Plot a Manhattan plot from a gwas object
Usage
manhattan(
gwas,
output,
lower_logp_threshold = 3,
y_axis_break = NULL,
y_axis_break_scale = 0.2,
label_top_n = NULL,
label_strategy = "lead_per_locus",
label_locus_window_kb = 500,
label_pvalue_threshold = NULL,
label_nudge_y = NULL,
force_highlight_labels = TRUE,
label_repel_direction = "y",
italic_gene_labels = TRUE,
highlight_genes = NULL,
highlight_color = "red3",
label_color = "black",
label_size = 3,
highlight_label_size = NULL,
label_segment_alpha = 0.65,
label_max_y_nudge = NULL,
...
)Arguments
- gwas
A gwas object containing the data to plot.
- output
The output file name.
- lower_logp_threshold
The lower threshold for the -log10(p-value) to plot. Default is 3.0.
- y_axis_break
Optional `-log10(p)` value where the upper y-axis should be compressed. Values below the break are unchanged; values above are compressed by `y_axis_break_scale`, with a slash marker drawn at the break. Default NULL (no compression).
- y_axis_break_scale
Compression factor for values above `y_axis_break`. Smaller values create more visual room below the break. Must be in (0, 1]. Default 0.2.
- label_top_n
Integer. If set and a `gene_name` column is present, annotate the top N variants (by p-value) with labels using ggrepel. If `gene_name` is missing, labels fall back to cytoband-like text (e.g., `chr4p16.3`). Default is NULL (no labels).
- label_strategy
Label selection mode: `"top_n"` (global top N by p-value) or `"lead_per_locus"` (one lead per locus, then top N). Default `"lead_per_locus"`.
- label_locus_window_kb
Locus window size in kilobases used when `label_strategy = "lead_per_locus"`. Default 500.
- label_pvalue_threshold
P-value cutoff for labeling: only variants with `PVALUE < label_pvalue_threshold` are eligible for labels. Genes in `highlight_genes` are labeled regardless when `force_highlight_labels = TRUE`. Default NULL, which uses the genome-wide significance line (5e-8).
- label_nudge_y
Vertical distance (in `-log10(p)` units) to lift gene labels above their points. Default NULL uses adaptive per-label nudges. Set to a number to force the same upward nudge for every label, or 0 to disable the upward nudge.
- force_highlight_labels
Logical. If TRUE, genes in `highlight_genes` are labeled even when they do not pass `label_pvalue_threshold` or `label_top_n`. Default TRUE.
- label_repel_direction
Direction passed to `ggrepel`: `"y"` keeps labels aligned above variants, `"both"` lets labels move horizontally and vertically, and `"x"` repels horizontally. Default `"y"`.
- italic_gene_labels
Logical. If TRUE, gene labels are italicized; cytoband fallback labels remain plain text. Default TRUE.
- highlight_genes
Optional character vector of gene symbols to highlight (e.g., novel genes). Matching labels are colored with `highlight_color`.
- highlight_color
Color for highlighted labels. Default `"red3"`.
- label_color
Color for non-highlighted labels. Default `"black"`.
- label_size
Text size for non-highlighted labels.
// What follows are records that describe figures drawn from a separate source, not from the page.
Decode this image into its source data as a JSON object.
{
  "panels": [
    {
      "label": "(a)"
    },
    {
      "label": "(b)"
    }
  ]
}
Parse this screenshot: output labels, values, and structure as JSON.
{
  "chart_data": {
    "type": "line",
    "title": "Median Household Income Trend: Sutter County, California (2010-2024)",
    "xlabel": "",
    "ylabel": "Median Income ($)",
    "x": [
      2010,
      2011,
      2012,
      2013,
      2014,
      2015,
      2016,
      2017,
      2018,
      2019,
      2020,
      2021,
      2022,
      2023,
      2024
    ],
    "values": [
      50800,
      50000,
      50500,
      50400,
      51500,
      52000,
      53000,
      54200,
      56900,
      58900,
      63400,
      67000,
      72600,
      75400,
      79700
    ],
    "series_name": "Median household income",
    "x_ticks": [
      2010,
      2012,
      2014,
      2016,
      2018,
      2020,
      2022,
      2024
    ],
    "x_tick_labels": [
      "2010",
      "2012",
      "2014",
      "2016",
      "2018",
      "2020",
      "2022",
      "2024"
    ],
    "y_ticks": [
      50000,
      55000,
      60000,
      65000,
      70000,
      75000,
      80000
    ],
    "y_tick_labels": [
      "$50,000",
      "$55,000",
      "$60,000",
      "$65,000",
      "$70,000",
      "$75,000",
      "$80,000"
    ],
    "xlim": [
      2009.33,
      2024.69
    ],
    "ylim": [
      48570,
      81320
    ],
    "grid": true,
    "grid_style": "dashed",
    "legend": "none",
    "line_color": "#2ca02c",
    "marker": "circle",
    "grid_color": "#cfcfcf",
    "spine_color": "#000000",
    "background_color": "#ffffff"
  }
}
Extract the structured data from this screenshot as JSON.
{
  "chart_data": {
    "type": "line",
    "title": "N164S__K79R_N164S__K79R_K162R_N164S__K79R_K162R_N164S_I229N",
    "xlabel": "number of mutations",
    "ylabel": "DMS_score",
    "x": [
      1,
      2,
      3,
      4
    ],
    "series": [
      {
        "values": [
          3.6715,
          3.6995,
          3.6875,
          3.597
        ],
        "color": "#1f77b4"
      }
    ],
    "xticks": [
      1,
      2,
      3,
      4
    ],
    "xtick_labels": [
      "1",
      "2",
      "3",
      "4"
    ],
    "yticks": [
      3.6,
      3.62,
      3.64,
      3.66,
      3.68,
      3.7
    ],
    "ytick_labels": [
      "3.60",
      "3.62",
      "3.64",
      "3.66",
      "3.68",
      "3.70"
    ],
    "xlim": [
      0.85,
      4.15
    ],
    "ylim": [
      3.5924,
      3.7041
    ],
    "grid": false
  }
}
Default 3.
- highlight_label_size
Text size for highlighted labels. Default NULL, which uses `label_size`.
- label_segment_alpha
Alpha transparency for label leader lines. Default 0.65.
- label_max_y_nudge
Maximum adaptive starting nudge for labels in `-log10(p)` units. `NULL` chooses a conservative value from the plotted y-range. Lower values keep labels closer to variants. Default NULL.
- ...
Additional arguments passed to `ggsave`.